I use to think that television was a tough medium to execute–assuming you went to the trouble to do it well. But of all the media I’ve worked with over the last four decades, I think the most problematic has to be trade shows. You can’t get extensions on the dates. After you figure out what you think are all the costs including shipping; somebody hits you in the face with extra drayage because of weight.  Drayage? You love the spot you got at the show but the booth sucks. You have a great booth but you’re stuck in the back corner of the hall near the emergency fire exit. And you should have listened better at the exhibit house when they were explaining how to put together this light weight, easy to assemble, god damn portable unit.

Let’s just start with the unspoken truth that nobody goes to an exhibit house because they want to buy a new trade show exhibit.  They go because they want more business, they want to keep the business they have, they want to solve a problem. If you work in a B2B company having to compete for business, it’s unlikely that you’ve been able to keep up with what’s new in trade shows as a medium with all the new technologies and changes. Oh, and if you think trade shows are not a medium just like print, direct mail, or the Internet, you’re just a gazelle walking through the tall grass in lion country.  There is so much new in trade show technology and trends, that it could take up half your time to stay current and competitive.
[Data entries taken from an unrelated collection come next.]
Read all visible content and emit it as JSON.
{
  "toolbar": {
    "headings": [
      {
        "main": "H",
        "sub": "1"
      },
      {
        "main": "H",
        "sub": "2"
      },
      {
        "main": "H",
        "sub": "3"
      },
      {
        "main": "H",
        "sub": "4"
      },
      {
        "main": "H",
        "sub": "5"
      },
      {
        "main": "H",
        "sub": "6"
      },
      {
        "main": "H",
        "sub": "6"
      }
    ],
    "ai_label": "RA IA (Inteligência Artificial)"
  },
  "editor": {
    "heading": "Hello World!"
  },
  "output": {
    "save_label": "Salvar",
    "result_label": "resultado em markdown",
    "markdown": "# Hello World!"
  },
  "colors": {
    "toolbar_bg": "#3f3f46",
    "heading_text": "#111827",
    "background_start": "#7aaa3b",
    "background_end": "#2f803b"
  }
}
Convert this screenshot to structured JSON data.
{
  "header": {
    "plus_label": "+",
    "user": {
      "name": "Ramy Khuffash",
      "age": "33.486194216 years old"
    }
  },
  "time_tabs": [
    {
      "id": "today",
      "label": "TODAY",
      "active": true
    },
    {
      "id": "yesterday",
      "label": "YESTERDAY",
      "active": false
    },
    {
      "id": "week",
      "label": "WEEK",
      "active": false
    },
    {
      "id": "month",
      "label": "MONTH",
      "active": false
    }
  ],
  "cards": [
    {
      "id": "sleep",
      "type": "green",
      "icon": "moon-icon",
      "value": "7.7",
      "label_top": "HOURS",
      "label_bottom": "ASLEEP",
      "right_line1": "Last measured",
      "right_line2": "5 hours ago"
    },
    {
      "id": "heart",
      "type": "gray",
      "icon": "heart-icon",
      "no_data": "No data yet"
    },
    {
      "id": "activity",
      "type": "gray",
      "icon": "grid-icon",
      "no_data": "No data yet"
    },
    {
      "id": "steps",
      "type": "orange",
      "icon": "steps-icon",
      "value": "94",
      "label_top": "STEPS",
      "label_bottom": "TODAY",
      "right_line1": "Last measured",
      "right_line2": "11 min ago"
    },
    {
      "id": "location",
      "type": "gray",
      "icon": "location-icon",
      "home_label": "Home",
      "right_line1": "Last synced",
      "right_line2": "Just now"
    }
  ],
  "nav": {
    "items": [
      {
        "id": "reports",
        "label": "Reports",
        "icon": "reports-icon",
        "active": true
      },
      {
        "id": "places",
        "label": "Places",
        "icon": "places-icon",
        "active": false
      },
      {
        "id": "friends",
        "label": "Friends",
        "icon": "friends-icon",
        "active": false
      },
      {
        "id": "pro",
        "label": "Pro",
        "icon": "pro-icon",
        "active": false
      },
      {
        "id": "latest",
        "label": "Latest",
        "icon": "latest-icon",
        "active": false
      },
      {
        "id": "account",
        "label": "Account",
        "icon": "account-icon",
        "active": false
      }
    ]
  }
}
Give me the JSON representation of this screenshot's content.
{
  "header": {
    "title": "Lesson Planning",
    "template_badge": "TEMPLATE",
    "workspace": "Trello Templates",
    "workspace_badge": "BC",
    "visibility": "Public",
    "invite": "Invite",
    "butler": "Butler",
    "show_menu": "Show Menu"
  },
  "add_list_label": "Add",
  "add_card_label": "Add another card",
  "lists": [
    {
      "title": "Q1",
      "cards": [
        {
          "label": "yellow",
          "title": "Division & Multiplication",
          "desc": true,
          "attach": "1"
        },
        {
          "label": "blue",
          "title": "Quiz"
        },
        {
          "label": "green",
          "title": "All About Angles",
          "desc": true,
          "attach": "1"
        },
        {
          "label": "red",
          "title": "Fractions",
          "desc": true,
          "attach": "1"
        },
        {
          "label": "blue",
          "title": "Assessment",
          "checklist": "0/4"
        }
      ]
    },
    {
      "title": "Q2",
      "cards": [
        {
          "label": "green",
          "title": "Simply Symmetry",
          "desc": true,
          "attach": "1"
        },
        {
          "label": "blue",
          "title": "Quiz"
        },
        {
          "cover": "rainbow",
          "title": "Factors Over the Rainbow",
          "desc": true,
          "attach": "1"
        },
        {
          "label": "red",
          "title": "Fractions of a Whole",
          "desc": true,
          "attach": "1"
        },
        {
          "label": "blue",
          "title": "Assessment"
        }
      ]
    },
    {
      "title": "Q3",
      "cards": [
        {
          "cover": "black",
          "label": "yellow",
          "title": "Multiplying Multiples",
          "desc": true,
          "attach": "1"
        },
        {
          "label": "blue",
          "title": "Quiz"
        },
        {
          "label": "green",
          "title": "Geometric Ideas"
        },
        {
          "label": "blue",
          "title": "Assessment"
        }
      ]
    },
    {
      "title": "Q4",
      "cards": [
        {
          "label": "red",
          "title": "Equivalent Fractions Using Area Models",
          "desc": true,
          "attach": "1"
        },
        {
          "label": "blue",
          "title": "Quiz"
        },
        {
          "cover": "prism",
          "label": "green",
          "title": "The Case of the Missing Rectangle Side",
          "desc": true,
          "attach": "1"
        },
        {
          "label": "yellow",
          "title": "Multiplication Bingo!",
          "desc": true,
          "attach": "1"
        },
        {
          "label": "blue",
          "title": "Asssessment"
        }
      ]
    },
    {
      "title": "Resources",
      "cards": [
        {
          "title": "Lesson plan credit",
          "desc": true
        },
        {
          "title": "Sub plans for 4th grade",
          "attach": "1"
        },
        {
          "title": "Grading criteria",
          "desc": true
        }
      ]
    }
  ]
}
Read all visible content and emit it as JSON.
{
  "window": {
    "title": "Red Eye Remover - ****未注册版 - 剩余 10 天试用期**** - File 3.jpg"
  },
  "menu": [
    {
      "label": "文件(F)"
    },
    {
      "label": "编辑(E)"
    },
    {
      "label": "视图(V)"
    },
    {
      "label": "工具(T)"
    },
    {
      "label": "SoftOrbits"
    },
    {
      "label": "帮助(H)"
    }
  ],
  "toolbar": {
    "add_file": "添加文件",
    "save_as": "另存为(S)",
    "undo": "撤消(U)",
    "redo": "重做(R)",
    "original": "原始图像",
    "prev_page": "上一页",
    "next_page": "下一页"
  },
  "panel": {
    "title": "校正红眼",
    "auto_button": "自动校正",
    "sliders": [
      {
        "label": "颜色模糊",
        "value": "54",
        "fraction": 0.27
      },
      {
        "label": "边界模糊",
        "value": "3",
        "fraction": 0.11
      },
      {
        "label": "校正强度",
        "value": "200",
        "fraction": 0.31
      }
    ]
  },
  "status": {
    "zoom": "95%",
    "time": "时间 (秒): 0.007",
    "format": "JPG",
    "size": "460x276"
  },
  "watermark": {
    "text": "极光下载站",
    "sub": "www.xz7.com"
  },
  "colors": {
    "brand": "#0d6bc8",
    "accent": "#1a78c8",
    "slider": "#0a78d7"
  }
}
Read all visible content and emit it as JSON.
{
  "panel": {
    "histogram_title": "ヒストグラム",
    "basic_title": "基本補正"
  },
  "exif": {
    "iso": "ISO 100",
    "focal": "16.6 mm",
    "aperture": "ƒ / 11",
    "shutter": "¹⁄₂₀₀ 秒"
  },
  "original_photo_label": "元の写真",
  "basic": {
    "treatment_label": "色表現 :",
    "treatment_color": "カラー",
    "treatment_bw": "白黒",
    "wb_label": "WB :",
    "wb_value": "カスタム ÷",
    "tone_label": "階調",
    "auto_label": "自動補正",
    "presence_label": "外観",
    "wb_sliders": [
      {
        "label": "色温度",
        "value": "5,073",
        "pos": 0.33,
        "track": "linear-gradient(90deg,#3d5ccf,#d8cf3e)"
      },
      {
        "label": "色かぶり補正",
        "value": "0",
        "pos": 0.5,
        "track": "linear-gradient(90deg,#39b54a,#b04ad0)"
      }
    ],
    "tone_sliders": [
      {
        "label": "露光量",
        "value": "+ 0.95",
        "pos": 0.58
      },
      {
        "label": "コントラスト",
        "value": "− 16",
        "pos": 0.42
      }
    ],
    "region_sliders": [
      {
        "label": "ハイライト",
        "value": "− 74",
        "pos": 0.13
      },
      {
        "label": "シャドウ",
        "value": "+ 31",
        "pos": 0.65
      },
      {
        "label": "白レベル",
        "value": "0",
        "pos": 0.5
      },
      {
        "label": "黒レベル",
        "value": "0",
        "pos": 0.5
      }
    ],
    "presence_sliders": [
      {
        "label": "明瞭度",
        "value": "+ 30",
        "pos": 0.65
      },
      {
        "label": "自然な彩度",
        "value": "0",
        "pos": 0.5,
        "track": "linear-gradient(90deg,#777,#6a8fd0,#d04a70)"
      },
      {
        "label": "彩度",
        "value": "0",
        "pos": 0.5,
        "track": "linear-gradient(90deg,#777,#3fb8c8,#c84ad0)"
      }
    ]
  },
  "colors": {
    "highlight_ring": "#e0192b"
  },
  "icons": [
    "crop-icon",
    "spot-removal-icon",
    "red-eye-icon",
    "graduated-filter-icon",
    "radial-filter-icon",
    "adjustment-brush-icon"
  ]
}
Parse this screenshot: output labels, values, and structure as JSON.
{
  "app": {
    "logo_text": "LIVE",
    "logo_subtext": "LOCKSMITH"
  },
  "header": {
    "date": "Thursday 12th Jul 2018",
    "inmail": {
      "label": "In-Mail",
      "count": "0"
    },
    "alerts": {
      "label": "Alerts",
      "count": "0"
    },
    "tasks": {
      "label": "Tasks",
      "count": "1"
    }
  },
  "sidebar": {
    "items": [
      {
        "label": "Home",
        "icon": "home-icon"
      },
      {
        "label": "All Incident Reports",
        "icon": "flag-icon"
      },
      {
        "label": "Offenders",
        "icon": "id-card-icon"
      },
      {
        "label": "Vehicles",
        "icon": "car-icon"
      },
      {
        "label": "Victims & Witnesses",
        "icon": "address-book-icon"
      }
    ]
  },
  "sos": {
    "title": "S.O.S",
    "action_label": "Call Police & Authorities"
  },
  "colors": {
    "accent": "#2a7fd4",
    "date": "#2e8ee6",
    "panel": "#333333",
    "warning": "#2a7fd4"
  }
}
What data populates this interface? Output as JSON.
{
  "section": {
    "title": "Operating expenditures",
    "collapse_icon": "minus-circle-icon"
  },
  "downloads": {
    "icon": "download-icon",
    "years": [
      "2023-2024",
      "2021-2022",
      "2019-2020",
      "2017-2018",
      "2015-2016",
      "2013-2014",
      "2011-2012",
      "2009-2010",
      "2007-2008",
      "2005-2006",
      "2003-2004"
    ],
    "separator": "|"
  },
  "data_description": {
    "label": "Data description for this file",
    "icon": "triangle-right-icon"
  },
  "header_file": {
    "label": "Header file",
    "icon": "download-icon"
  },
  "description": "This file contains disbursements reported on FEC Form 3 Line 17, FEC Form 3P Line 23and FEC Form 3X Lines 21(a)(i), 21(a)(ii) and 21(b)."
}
Trade shows if done well, are an amazing opportunity. For those several days, that booth is going to be your corporate headquarters where your best people are going to be exposed to your best customers and your best prospects.  The chances for making payroll don’t get any better. You can’t waste the opportunity.

If you’re a really good client side trade show manager–great! You’re all set. But if you think you might need some help or even advice, don’t go out and tell three exhibit houses to give you estimates on something that doesn’t exist.  Get a cousin in the business.  Ask around and find an exhibit house that can truly be considered full service. Don’t ask a tradeshow company that only does or specializes in just portables or just custom and doesn’t have it’s own design group.  They all say they can do everything, but when you walk around with a hammer, everything looks like a nail. And stop thinking of a trade show exhibit as just an appliance you buy at Sears, always looking for a better price, a better deal. The constant urge to get the price as low as possible is going to have you showing up with a knife at a gunfight.

Finding an exhibit house is a lot like hiring an ad agency.  Meet with a few and see how they respond to your questions. Talk to an account/project manager about what your objectives are and importantly, your budget.  Yes–tradeshows and exhibits are expensive, but a good house can save you a ton of money from what you might have spent without the advice.  Some will just show you solutions that are cheaper, but ignore the objectives.  Some will show you amazing glitz and technology and completely ignore your objectives and budget, and simply waste your time.

The smarter you get the easier it gets.